Someone in the crowd shouted out, ‘Jejune!’ The cry was taken up by the rest of the crowd, all chanting, ‘Jejune.’
‘They don’t like Arthurian Romance,’ said Saint Bernadine. ‘It’s old hat. Tell you what, how about the original Holy Grail? The cup that the disciples drank from at the Last Supper?’
The crowd roared.
‘This is crazy,’ I protested. ‘What does this foul-smelling mob know about literature?’
‘This foul-smelling mob is your market. Don’t be such a cocksure know-it-all. We’ll make him a time-traveling spaceman from Betelgeuse. Now, what does he want? Your hero needs a goal.’
‘To be near to God.’
The crowd booed.
‘I know,’ said Saint Bernadine, ‘he’s got tickets to see the Crucifixion. Front row.’

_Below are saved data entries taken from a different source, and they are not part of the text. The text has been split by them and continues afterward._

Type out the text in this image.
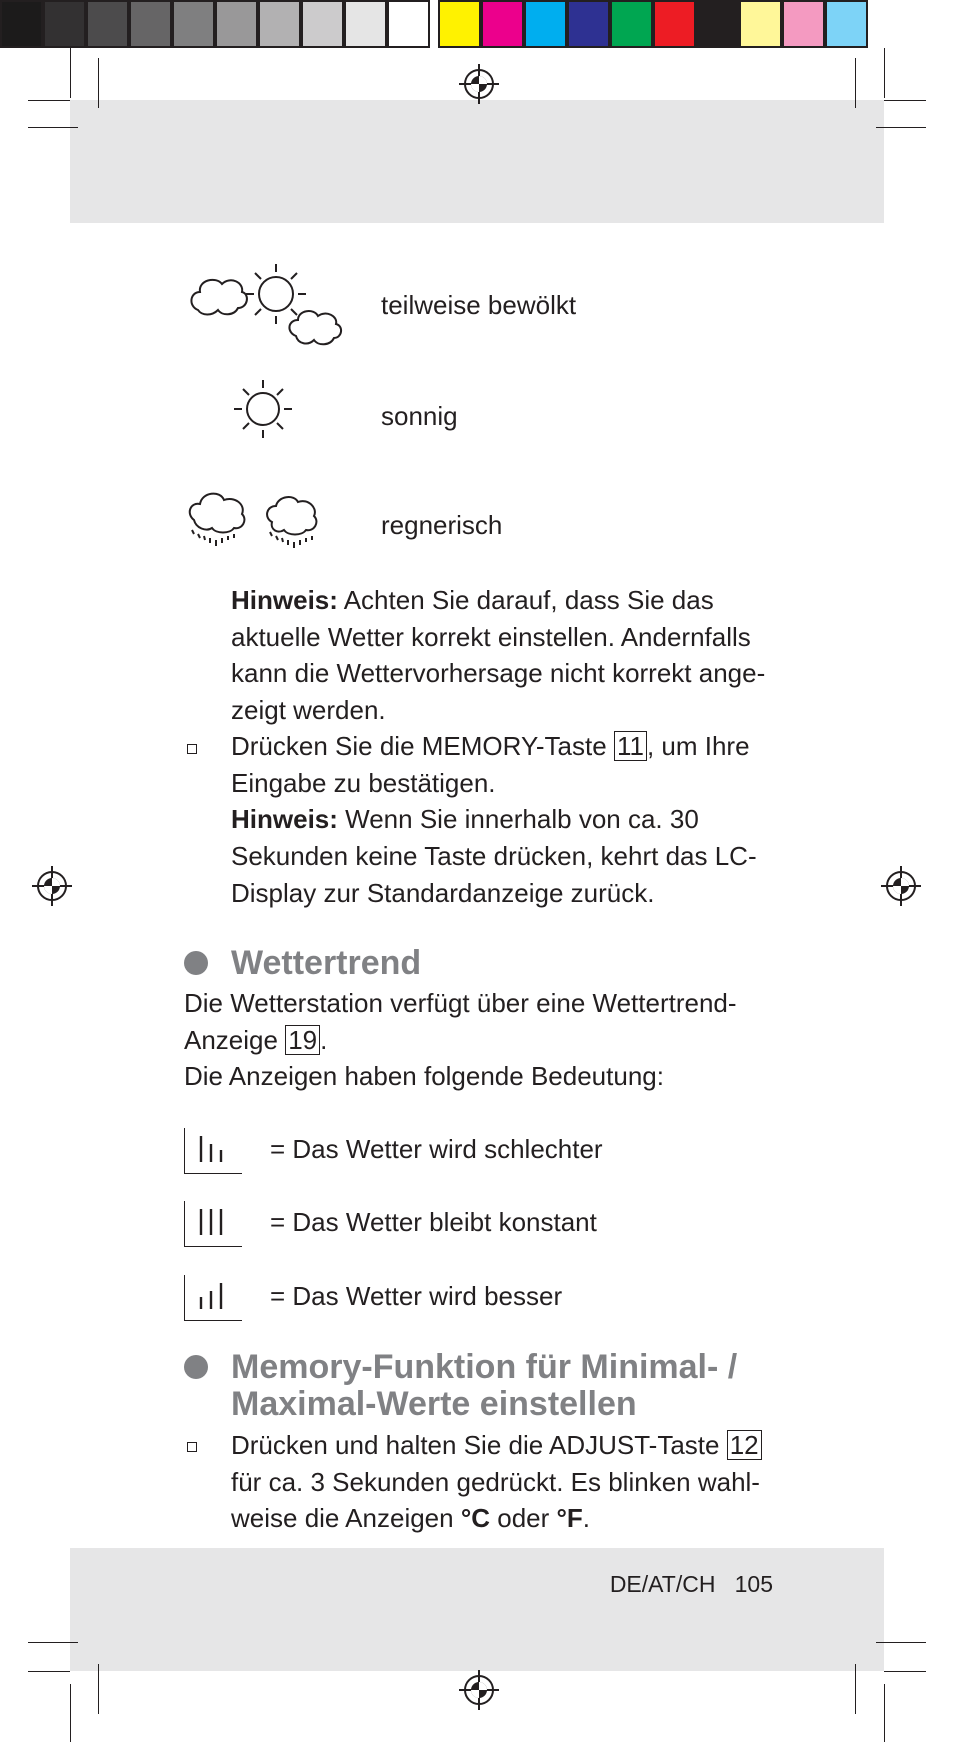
teilweise bewölkt
sonnig
regnerisch
Hinweis: Achten Sie darauf, dass Sie das aktuelle Wetter korrekt einstellen. Andernfalls kann die Wettervorhersage nicht korrekt ange-zeigt werden.
Drücken Sie die MEMORY-Taste 11 , um Ihre Eingabe zu bestätigen.
Hinweis: Wenn Sie innerhalb von ca. 30 Sekunden keine Taste drücken, kehrt das LC-Display zur Standardanzeige zurück.
Wettertrend
Die Wetterstation verfügt über eine Wettertrend-Anzeige 19 .
Die Anzeigen haben folgende Bedeutung:
= Das Wetter wird schlechter
= Das Wetter bleibt konstant
= Das Wetter wird besser
Memory-Funktion für Minimal- /
Maximal-Werte einstellen
Drücken und halten Sie die ADJUST-Taste 12 für ca. 3 Sekunden gedrückt. Es blinken wahl-weise die Anzeigen °C oder °F.
DE/AT/CH 105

The crowd roared their approval.
‘Now, what stops him? You need conflict. The thing that stops him is….’
Someone from the crowd cried out, ‘He falls in love.’
The crowd roared. Someone from the back shouted, ‘With a prostitute!’
The crowd liked it.
‘Lose the column!’ shouted someone else in the crowd.
‘Hell yeah!’ said the Blessed St. Bernadine of Siena. ‘Do you need the column?’
‘Of course, that’s the whole idea!’
‘It’s a cliche,’ he said. ‘We’ve got people squatting on columns coming out of our ears. Get rid of the column, put some sex in it, give it a bit more love, and bingo! You’ve got a bestseller.’
So I did. And that was how I came to write Calvary Girls Are Easy.